Dear Editor Recently CBC Radio asked listeners to phone in and give the song which meant Christmas to them.

Dear Editor

Recently CBC Radio asked listeners to phone in and give the song which meant Christmas to them. My brain immediately thought Joy To The World, It Came Upon A Midnight Clear, or any part of the Christmas section of Handel’s Messiah and so on. Well, am I in a world of my own! Some callers said such songs as Silver Bells. Yes, a pretty melody – but if anyone knows all the words it could almost be a merchants’ jingle for the Christmas season. (Oh, pardon: The Holidays.) Most callers, however, went with such titles as Grandma Got Run Over By A Reindeer.

Grandma Got Run Over By A Reindeer. I expect the old dear (oh, sorry!) was on her way to the Christmas Eve service? More likely on her way home from the casino. Once upon a time, when the one-roomed schools and the small town schools had their Christmas concerts I bet that most of the students know about a dozen carols off by heart, every verse. Of course the concerts had funny skits, plays and recitations, but there would be sacred solos and verses and choruses and the grand finale of the Nativity story. Then the times changed. The rural schools were closed and the town school had minority groups tell them there should be no Christ in Christmas concerts and, as seems quite common in Canada, the minority groups won.

Then why are they still called Christmas concerts; why not just Winter concerts?

Why still call Christmas Christmas at all. A true Christmas card is hard to find, plenty of Happy Holidays with Santa Claus and snowmen. It can be called All You Can Eat Day. That brings me to something else. We hear at this time of the year to give so that less fortunate people can have a fine Christmas dinner. And we hear it said that no one should be alone at Christmas. Of course, the rest of the year they can starve to death on their own – and that’s just their tough luck.

People say they can’t go to church Christmas Eve, they have company coming over on Christmas Day, or they can’t go to church on Easter Sunday because they are having an Easter egg hunt.

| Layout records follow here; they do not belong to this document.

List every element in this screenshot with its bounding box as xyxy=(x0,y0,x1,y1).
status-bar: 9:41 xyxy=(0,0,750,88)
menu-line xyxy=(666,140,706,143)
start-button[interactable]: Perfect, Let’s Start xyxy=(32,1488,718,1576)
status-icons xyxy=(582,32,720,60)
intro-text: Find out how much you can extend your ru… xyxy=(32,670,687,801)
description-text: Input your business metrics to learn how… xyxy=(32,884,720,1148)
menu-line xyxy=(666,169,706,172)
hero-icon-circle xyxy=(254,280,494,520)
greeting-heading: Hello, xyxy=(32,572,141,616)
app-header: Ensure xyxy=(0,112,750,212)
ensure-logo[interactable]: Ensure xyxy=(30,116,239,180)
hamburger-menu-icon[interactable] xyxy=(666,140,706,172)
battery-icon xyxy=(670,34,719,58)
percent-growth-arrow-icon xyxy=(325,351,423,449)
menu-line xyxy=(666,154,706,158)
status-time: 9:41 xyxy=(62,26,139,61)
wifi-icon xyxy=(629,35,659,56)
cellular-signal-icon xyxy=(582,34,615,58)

So there’s a thought. Easter could be called Boiled Egg Day. I’m just being realistic. Christians are hell-bent to destroy Christianity. Well, Christianity is just like anything else: there will always be someone out there who will take anything and use it for evil. I always use the example of Madame Curie discovering the atom. I doubt if the evil side of her, so to speak, stood up and said, “Hooray! Let’s make a bomb.”

No, she didn’t. But someone else did.

It must have been Madame Curie’s fault, or the fault of the atom. It could not possibly be the fault of those who made the bomb, so let’s blame her anyway, she discovered the atom.

I’d like to wish everyone a Happy Christmas but it isn’t politically correct, of course.

Happy Christmas, anyway. I could say that for a New Year’s Resolution we should all try to abolish political correctness.

Meanwhile, watch out for reindeer on your way to church Christmas Eve.